Further, the step (3) includes:

(301) generating a signal having an average amplitude of A_tjA signal with the frequency not less than the frequency of the fifth preset signal is used as a first detection signal, and the first detection signal is periodically sent to the muscle tissue to be detected;

(302) from (1+ a)²×T_{Detection of}Collecting a sixth response signal representing electromyographic information in a full-waveform mode from the beginning of time, and acquiring a transient response signal and a steady-state response signal at one time, wherein T_{Detection of}Is that it isA period of the first detection signal;

(303) the average power of each transient response signal is P₁And when the detected signal is an integral multiple of the first myoelectric response information, amplifying the first detection signal, extracting the amplitude of the steady-state response signal at the corresponding moment and the average power of the detection signal corresponding to the amplitude, and taking the amplitude and the average power as the first myoelectric response information.

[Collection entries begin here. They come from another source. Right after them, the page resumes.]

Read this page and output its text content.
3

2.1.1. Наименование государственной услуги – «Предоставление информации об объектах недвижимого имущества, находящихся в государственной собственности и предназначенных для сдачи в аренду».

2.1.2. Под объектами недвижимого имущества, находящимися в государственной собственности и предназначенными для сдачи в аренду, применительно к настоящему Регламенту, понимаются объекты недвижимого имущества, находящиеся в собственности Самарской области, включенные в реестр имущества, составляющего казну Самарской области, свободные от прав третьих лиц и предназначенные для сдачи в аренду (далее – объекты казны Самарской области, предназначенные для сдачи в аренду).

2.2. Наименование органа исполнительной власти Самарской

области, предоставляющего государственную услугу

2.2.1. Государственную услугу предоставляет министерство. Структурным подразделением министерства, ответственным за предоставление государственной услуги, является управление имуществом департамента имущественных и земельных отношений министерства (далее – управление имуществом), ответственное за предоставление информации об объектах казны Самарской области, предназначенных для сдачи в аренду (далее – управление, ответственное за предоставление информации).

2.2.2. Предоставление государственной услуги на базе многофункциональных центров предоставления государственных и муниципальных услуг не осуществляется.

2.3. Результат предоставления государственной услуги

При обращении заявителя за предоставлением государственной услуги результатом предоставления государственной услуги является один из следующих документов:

Further, the step (3) includes:

(301) generating a signal having an average amplitude of A_tjA signal with the frequency not less than the frequency of the fifth preset signal is used as a second detection signal, and the second detection signal is periodically sent to the muscle tissue to be detected;

(302) from (1+ a)²×T_{Detection of}Collecting a sixth response signal representing electromyographic information in a full-waveform mode from the beginning of time, and acquiring a transient response signal and a steady-state response signal at one time, wherein T_{Detection of}Is the period of the second detection signal;

(303) the average power of each transient response signal is P₁And when the second detection signal is an integral multiple of the first detection signal, amplifying the second detection signal, extracting the amplitude of the steady-state response signal at the corresponding moment and the average power of the detection signal corresponding to the amplitude, and taking the amplitude and the average power as second electromyographic response information.

Further, the step C includes:

c1, regarding the first electromyographic response information and the second electromyographic response information, respectively taking the amplitude of the steady-state response signal of each electromyographic response information and the average power of the detection signal corresponding to the amplitude as coordinate axes, and drawing a curve;

c2, calculating the linearity of curves corresponding to the first electromyographic response information and the second electromyographic response information;

c3, calculating the variance between the linearity of the curves corresponding to the first electromyographic response information and the second electromyographic response information;

and C4, when the variance obtained in the step C3 is less than the preset variance, determining the muscle balance in the first position and the second position.

Further, the magnification is every timeAverage power of transient response signal is P₁And the integral multiple of the total magnification is 2 times.

Further, the preset reference value is obtained based on empirical values, for example based on a large amount of clinical data; the greater the amount of clinical data, the more reliable the preset reference value.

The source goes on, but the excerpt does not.